Il y avait une perturbation qui allait s’amplifiant.
Dix-huit minutes plus tard, il réintégra son enveloppe corporelle et se leva.
À six mètres de lui, assis sous un parasol vert au bord de sa piscine en forme de haricot se trouvait son Chikyah Kenpo. Le dalaï-lama s’avança vers lui. L’acteur de Hollywood qui l’hébergeait lui sourit et se leva.
— Il est temps de rentrer chez moi, dit le dalaï-lama.
L’acteur n’émit ni supplication ni désaccord.
— Votre Sainteté, dit-il, laissez-moi appeler mon avion.

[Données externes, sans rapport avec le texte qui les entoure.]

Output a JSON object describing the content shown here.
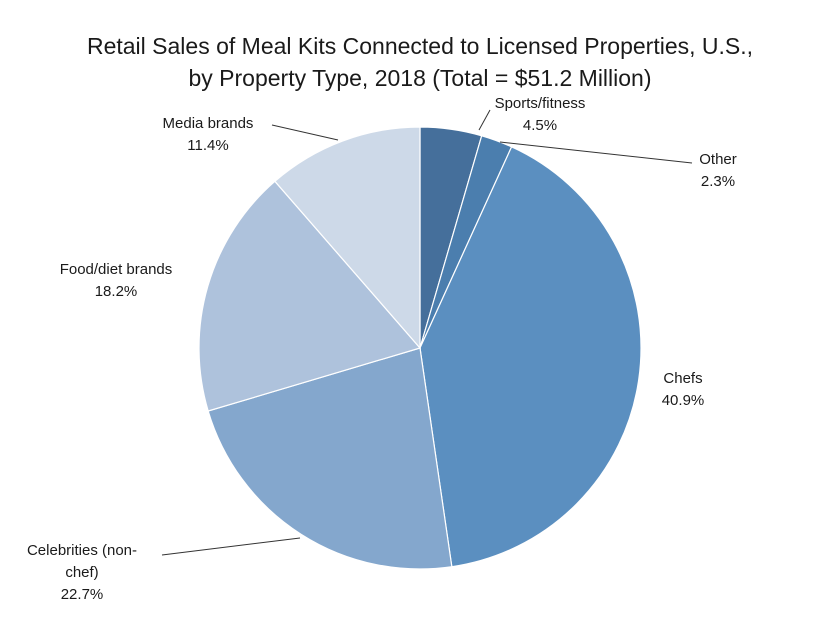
{
  "chart_data": {
    "type": "pie",
    "title": "Retail Sales of Meal Kits Connected to Licensed Properties, U.S., by Property Type, 2018 (Total = $51.2 Million)",
    "title_lines": [
      "Retail Sales of Meal Kits Connected to Licensed Properties, U.S.,",
      "by Property Type, 2018 (Total = $51.2 Million)"
    ],
    "legend": "none",
    "slices": [
      {
        "label": "Sports/fitness",
        "label_lines": [
          "Sports/fitness"
        ],
        "value": 4.5,
        "value_label": "4.5%",
        "color": "#456f9b"
      },
      {
        "label": "Other",
        "label_lines": [
          "Other"
        ],
        "value": 2.3,
        "value_label": "2.3%",
        "color": "#4b7eae"
      },
      {
        "label": "Chefs",
        "label_lines": [
          "Chefs"
        ],
        "value": 40.9,
        "value_label": "40.9%",
        "color": "#5b8fc0"
      },
      {
        "label": "Celebrities (non-chef)",
        "label_lines": [
          "Celebrities (non-",
          "chef)"
        ],
        "value": 22.7,
        "value_label": "22.7%",
        "color": "#84a7cd"
      },
      {
        "label": "Food/diet brands",
        "label_lines": [
          "Food/diet brands"
        ],
        "value": 18.2,
        "value_label": "18.2%",
        "color": "#aec2dc"
      },
      {
        "label": "Media brands",
        "label_lines": [
          "Media brands"
        ],
        "value": 11.4,
        "value_label": "11.4%",
        "color": "#cdd9e8"
      }
    ]
  }
}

Dans le nord du Tibet, à la frontière entre U-Tsang et la province d’Amdo, les montagnes de Basatong-wula Shan surplombaient les plaines. Le point culminant était une sentinelle recouverte de neige qui veillait sur cette région que peu d’hommes parcouraient. Pour l’observateur non averti, la région de Basatongwula Shan semblait aride et désolée, un désert qu’il valait mieux laisser tel quel. En surface, ceci était peut-être vrai.
Mais en dessous, caché depuis des siècles, se trouvait un secret connu de quelques-uns.
Un yack avançait lentement sur un sentier rocailleux. Sur son dos, un mainate noir se laissait transporter en silence. D’abord lentement, puis de plus en plus intense, un frémissement parcourut la terre. Le yack se mit à trembler de frayeur et l’oiseau s’envola.
Enfonçant ses sabots fendus dans le sol, il resta fermement ancré tandis que la terre vibrait. Puis, les secousses s’atténuèrent et le sol se stabilisa. Le yack reprit son chemin.
En quelques minutes, ses pattes et le bas de son corps étaient couverts de gouttelettes d’un minerai qui depuis des générations avait rendu certains hommes riches et d’autres fous.